The story of our solar system’s evolution encoded in the landscapes of planets, moons and asteroids is now available to us through the images returned by exploration missions. In these images we see evidence of many processes familiar to us Earth dwellers.
Human beings are excellent at spotting features in landscapes, but the quantity of image data now available has outstripped the number of experts available to examine it. One way to overcome this is through citizen science projects, where members of the public are recruited to help classify images online. Another way is to train a computer to identify regions of images dominated by certain landforms; in this way the process of identifying images and extracting basic data might be automated. In addition, although they aren’t as good at spotting patterns as humans, computers are more consistent – they do the same thing every time, without fail (and right or wrong!). Potentially this consistency can be exploited when we want to test whether features in different areas of a planet are significantly different.

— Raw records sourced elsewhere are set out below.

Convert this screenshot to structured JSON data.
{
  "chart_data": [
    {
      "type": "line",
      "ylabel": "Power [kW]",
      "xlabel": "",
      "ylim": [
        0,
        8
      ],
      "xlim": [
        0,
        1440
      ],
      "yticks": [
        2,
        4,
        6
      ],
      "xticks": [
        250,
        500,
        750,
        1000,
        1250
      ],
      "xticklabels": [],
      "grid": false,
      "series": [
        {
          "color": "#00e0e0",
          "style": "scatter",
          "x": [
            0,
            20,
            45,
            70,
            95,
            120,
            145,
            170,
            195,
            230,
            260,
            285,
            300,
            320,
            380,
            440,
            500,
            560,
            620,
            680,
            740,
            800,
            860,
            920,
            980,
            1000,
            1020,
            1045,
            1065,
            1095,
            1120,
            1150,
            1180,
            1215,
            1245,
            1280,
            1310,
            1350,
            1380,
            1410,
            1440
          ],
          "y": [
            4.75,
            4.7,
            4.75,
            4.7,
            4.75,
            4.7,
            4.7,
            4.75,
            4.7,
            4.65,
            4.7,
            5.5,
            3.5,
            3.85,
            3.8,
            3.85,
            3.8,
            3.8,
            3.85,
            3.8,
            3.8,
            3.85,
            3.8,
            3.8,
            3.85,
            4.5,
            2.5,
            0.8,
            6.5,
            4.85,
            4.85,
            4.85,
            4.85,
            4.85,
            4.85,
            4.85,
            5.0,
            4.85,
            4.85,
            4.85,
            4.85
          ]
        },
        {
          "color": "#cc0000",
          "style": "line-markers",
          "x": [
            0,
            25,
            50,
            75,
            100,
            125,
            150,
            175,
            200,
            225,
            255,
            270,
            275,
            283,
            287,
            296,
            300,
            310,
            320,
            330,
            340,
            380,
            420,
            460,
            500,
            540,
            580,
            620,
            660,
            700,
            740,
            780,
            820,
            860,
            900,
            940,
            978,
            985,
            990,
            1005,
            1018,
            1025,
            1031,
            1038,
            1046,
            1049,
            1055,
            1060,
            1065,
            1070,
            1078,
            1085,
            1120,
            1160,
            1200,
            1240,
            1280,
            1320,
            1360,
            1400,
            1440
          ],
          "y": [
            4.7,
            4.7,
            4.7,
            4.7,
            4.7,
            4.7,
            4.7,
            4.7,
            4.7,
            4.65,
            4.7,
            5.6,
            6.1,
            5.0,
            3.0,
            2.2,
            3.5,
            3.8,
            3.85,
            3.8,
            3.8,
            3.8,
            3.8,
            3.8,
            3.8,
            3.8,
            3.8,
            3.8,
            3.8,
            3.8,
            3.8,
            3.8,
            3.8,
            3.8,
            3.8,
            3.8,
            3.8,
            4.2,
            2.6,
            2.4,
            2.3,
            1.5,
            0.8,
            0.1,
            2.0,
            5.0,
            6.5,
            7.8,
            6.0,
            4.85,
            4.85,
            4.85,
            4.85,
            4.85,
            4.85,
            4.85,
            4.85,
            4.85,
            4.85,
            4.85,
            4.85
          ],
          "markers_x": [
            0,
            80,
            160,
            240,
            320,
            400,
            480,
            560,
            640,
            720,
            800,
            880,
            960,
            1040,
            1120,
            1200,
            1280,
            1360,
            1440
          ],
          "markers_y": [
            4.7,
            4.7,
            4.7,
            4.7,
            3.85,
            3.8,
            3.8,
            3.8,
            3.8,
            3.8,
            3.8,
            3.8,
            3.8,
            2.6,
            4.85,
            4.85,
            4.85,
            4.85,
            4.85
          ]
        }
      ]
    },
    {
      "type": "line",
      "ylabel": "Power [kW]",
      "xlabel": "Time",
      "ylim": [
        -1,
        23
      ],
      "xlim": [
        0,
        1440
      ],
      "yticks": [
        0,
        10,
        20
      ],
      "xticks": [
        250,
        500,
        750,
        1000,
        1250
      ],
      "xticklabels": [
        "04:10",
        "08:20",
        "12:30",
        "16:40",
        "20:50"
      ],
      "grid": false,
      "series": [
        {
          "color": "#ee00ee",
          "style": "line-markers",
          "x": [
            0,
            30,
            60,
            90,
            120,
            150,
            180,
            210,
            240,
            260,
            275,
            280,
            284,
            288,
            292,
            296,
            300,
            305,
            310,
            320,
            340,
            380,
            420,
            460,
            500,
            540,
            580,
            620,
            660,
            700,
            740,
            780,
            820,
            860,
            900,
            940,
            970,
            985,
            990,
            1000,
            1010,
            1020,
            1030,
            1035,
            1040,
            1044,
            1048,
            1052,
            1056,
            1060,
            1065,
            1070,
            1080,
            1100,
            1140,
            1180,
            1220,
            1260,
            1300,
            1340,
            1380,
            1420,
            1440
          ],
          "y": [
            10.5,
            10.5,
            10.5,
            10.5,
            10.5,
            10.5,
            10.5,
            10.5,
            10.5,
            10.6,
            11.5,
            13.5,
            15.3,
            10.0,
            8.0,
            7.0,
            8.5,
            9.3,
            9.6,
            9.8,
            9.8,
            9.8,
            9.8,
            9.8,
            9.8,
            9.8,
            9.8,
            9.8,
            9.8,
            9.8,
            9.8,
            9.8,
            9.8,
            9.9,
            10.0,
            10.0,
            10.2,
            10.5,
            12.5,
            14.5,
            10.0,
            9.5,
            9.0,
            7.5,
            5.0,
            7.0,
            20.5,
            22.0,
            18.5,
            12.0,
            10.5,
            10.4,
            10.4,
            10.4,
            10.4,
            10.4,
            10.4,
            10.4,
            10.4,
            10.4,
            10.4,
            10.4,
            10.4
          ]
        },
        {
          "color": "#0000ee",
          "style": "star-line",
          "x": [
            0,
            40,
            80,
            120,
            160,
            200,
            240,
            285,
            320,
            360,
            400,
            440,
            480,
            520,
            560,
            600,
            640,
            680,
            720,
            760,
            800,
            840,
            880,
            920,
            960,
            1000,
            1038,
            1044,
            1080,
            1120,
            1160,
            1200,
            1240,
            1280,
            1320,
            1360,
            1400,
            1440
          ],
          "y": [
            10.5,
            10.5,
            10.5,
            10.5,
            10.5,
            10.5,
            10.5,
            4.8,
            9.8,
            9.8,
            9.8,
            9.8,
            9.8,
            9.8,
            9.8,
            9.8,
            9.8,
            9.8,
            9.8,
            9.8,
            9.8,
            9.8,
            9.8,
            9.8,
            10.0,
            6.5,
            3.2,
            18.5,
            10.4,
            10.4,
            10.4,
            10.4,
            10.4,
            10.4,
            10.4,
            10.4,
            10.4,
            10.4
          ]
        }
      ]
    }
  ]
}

What sort of information might you want from a computer system that sifts through images? Bearing in mind that computers are nothing like as good at image analysis as human beings, and that some images will contain unanticipated features, one output you would want is something to tell you whether the computer’s interpretation is a satisfactory account of what’s in the image. If it is satisfactory, you would want to know what fraction of each image represented each of a set of landscape forms (for instance, what fraction of an image is covered by dune fields, what fraction by lava fields…). In this paper we develop a way of doing this.

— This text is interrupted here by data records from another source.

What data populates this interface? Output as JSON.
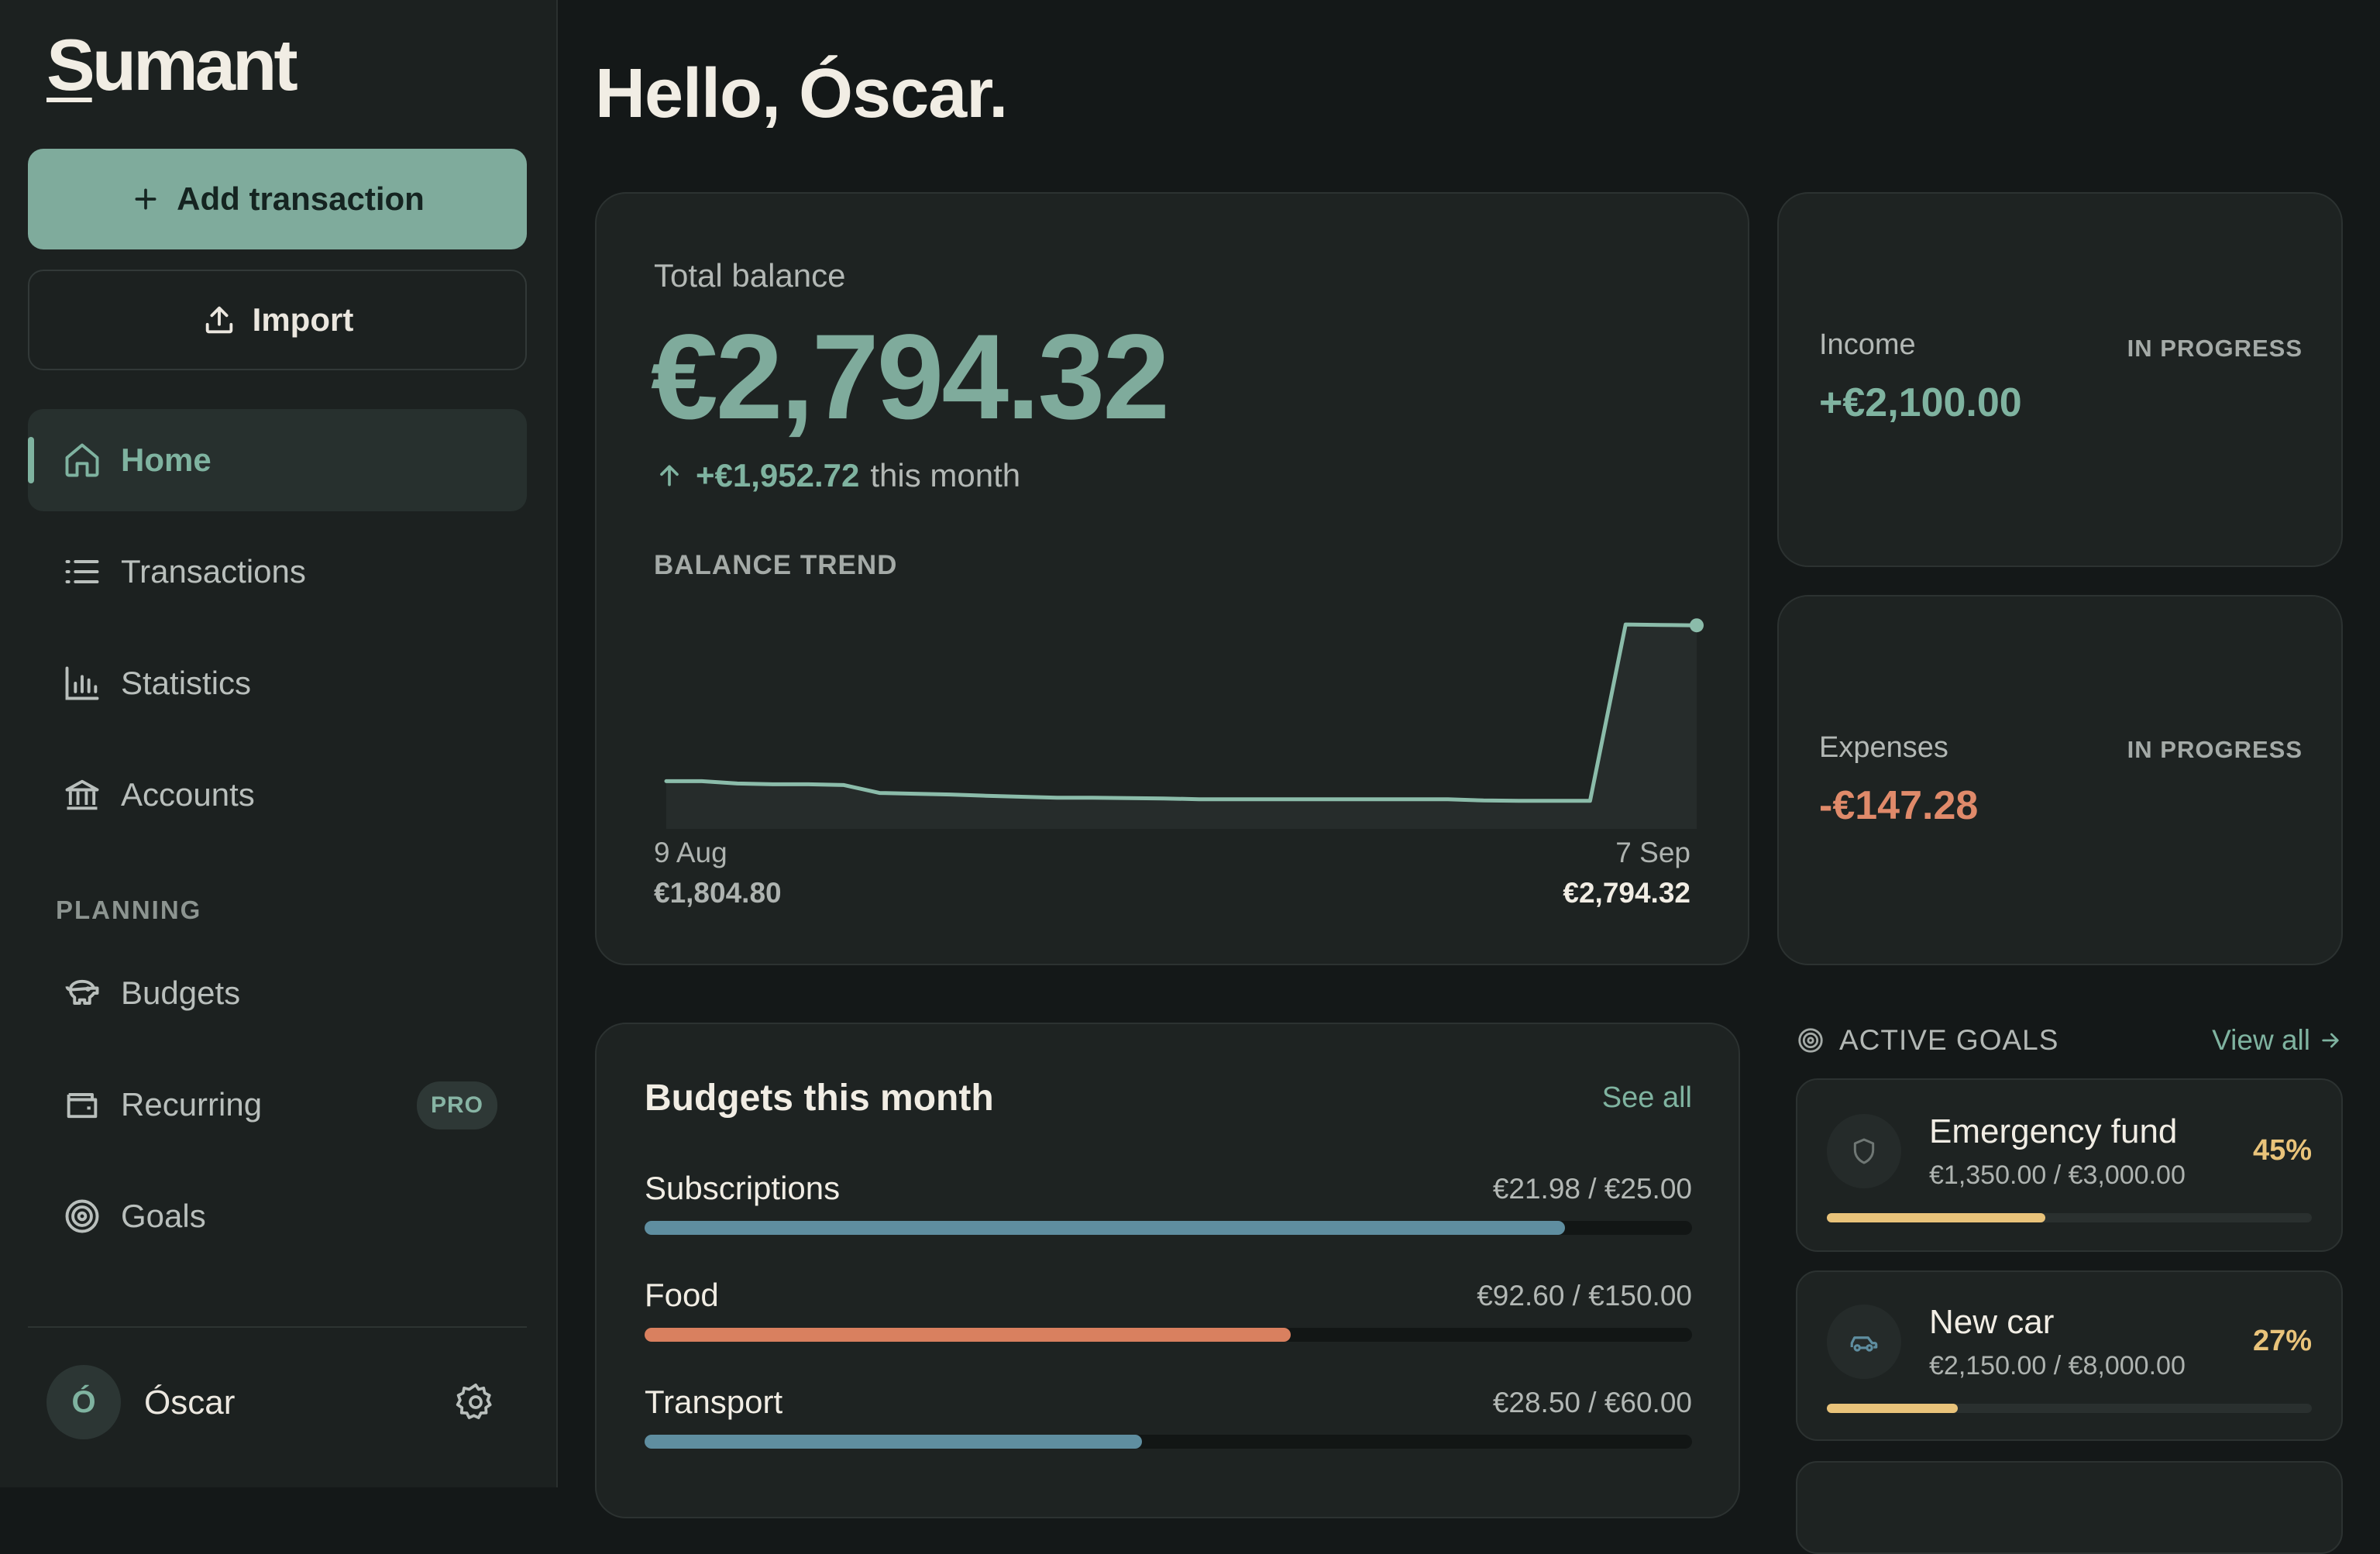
{
  "app": {
    "logo": "Sumant",
    "logo_first": "S",
    "logo_rest": "umant"
  },
  "sidebar": {
    "add_transaction": "Add transaction",
    "import": "Import",
    "nav": [
      {
        "label": "Home",
        "icon": "home-icon"
      },
      {
        "label": "Transactions",
        "icon": "list-icon"
      },
      {
        "label": "Statistics",
        "icon": "bar-chart-icon"
      },
      {
        "label": "Accounts",
        "icon": "bank-icon"
      }
    ],
    "planning_label": "PLANNING",
    "planning": [
      {
        "label": "Budgets",
        "icon": "piggy-bank-icon"
      },
      {
        "label": "Recurring",
        "icon": "wallet-icon",
        "badge": "PRO"
      },
      {
        "label": "Goals",
        "icon": "target-icon"
      }
    ],
    "user": {
      "initial": "Ó",
      "name": "Óscar"
    }
  },
  "main": {
    "greeting": "Hello, Óscar.",
    "balance": {
      "label": "Total balance",
      "value": "€2,794.32",
      "change_amount": "+€1,952.72",
      "change_suffix": "this month",
      "trend_label": "BALANCE TREND",
      "start_date": "9 Aug",
      "start_value": "€1,804.80",
      "end_date": "7 Sep",
      "end_value": "€2,794.32"
    },
    "income": {
      "label": "Income",
      "status": "IN PROGRESS",
      "value": "+€2,100.00",
      "color": "#7fb3a0"
    },
    "expenses": {
      "label": "Expenses",
      "status": "IN PROGRESS",
      "value": "-€147.28",
      "color": "#e08a6a"
    },
    "budgets": {
      "title": "Budgets this month",
      "see_all": "See all",
      "items": [
        {
          "name": "Subscriptions",
          "amount": "€21.98 / €25.00",
          "fraction": 0.879,
          "color": "#5f8ea0"
        },
        {
          "name": "Food",
          "amount": "€92.60 / €150.00",
          "fraction": 0.617,
          "color": "#d9805f"
        },
        {
          "name": "Transport",
          "amount": "€28.50 / €60.00",
          "fraction": 0.475,
          "color": "#5f8ea0"
        }
      ]
    },
    "goals": {
      "title": "ACTIVE GOALS",
      "view_all": "View all",
      "items": [
        {
          "name": "Emergency fund",
          "amounts": "€1,350.00 / €3,000.00",
          "percent": "45%",
          "fraction": 0.45,
          "icon": "shield-icon"
        },
        {
          "name": "New car",
          "amounts": "€2,150.00 / €8,000.00",
          "percent": "27%",
          "fraction": 0.27,
          "icon": "car-icon"
        }
      ]
    }
  },
  "chart_data": {
    "type": "area",
    "x": [
      "9 Aug",
      "10 Aug",
      "11 Aug",
      "12 Aug",
      "13 Aug",
      "14 Aug",
      "15 Aug",
      "16 Aug",
      "17 Aug",
      "18 Aug",
      "19 Aug",
      "20 Aug",
      "21 Aug",
      "22 Aug",
      "23 Aug",
      "24 Aug",
      "25 Aug",
      "26 Aug",
      "27 Aug",
      "28 Aug",
      "29 Aug",
      "30 Aug",
      "31 Aug",
      "1 Sep",
      "2 Sep",
      "3 Sep",
      "4 Sep",
      "5 Sep",
      "6 Sep",
      "7 Sep"
    ],
    "values": [
      1804.8,
      1804.8,
      1790,
      1785,
      1785,
      1780,
      1730,
      1725,
      1720,
      1712,
      1706,
      1700,
      1700,
      1697,
      1695,
      1690,
      1690,
      1690,
      1690,
      1690,
      1690,
      1690,
      1690,
      1682,
      1680,
      1680,
      1680,
      2800,
      2797,
      2794.32
    ],
    "ylabel": "",
    "xlabel": ""
  }
}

We’re used to the idea of pixels, but how do you describe the patterns present in an image? A single black pixel might be part of zebra stripes or a bullseye. In this work we encode the pattern centred on each pixel by looking at the contrasts between pairs of pixels near it. This allows us to reduce the pattern to a single number based on whether the first or second member of each pair is the darkest, one binary digit for each pair. We can then count how many examples of each pixel-centred pattern there are in each image and make a histogram.
The next step is to train the computer using a set of representative features classified by humans. For instance, we might get a set of images that humans identify as dune fields. Working from the histograms of the images, the computer can generate a reduced set of histograms that can be added together in various proportions to make the ones generated from the training data. It’s a bit like reducing the myriad varieties of cake to a limited set of ingredients from which they are all made. We can do the same for images identified as other terrain types (e.g. desiccated ground, lava flows). When the computer is given a new image, it can test how much (if any) of the ingredients of each type of terrain are present.
The advantage of this approach is that it allows us to decide whether the new image really can be made from patterns the computer has seen before. This is because of the counting element in generating histograms. Scientists understand that if you count instances of some event repeatedly, the uncertainty in the answer will be the square root of the number of counts (this is called a Poisson distribution). For instance, if cars pass a point on a road at a constant average rate of 36 every 10 minutes, a histogram of repeated counts for 10 minutes would have a width of 6 – quite often only 32 would pass in ten minutes, it would be very rare than only 18 passed. Because we know how we expect the number of entries in each histogram bin to vary, we can test whether the combination of know patterns is a satisfactory match to the image being analysed. When the match is acceptable, we can say what fraction of the image is represented by each terrain type.
In this paper we show how this new approach to histogram analysis, which we call “Linear Poisson Models”, can be used to classify planetary images. But it has many more potential applications. With funding from the Leverhulme Trust we are now exploring a range of them, including how we can use it to interpret data acquired in our laboratories more precisely.
The full citation for this paper is: Paul Tar, Neil Thacker, Jamie Gilmour and Merren Jones (2015) Automated quantitative measurements and associated error covariances for Planetary Image Analysis. Advances in Space Research 56, 92-105. doi:10.1016/j.asr.2015.03.043
This summary was written by Jamie Gilmour.